The parable of the workers in the vineyard as politics and economics
In an earlier post I wrote about the parables of Jesus in general, and about the parable of the workers in the vineyard in particular (Matthew 20: 1-16). In this post I go into more detail about how the parable works, and what it might mean. Recall the parable.
Some workers come to work early in the morning, others are chosen around noon, the rest late in the day, working only an hour or two. Yet all are paid the same wage at the end of the day, a denarius, hardly a generous wage, barely enough to live on.

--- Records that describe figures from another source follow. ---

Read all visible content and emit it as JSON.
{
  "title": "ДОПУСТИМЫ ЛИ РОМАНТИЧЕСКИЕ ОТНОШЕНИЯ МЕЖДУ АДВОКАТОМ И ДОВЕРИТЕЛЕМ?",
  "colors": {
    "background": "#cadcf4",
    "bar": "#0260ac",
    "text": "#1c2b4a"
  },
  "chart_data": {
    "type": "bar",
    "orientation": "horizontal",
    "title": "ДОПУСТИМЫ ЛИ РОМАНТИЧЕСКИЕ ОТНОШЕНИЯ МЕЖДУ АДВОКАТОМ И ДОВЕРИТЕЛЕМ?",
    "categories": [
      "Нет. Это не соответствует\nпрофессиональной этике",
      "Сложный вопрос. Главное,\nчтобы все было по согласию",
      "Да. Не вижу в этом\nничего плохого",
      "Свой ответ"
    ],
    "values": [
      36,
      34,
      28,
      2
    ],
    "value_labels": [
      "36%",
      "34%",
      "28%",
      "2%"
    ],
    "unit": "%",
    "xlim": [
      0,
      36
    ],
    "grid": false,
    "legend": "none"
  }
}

Most readers have assumed that the vineyard owner is God, and that the message is that whenever people come to believe in the kingdom of God, all will receive the same reward, all will be saved. Some equate the workers hired early in the morning with the Jews, those late in the day the gentiles, but all will be equal in the kingdom of God (Herzog, p 101).
Fundamentally unfair?
Still, there seems something fundamentally unfair about the arrangement. As one of the workers hired early puts it to the vineyard owner, “‘these who were hired last worked only one hour,’ they said, ‘and you have made them equal to us who have borne the burden of the work and the heat of the day.’” (20:12) However, once the vineyard owner is equated with God, the unfairness disappears. In the face of eternity, what difference do a few hours make?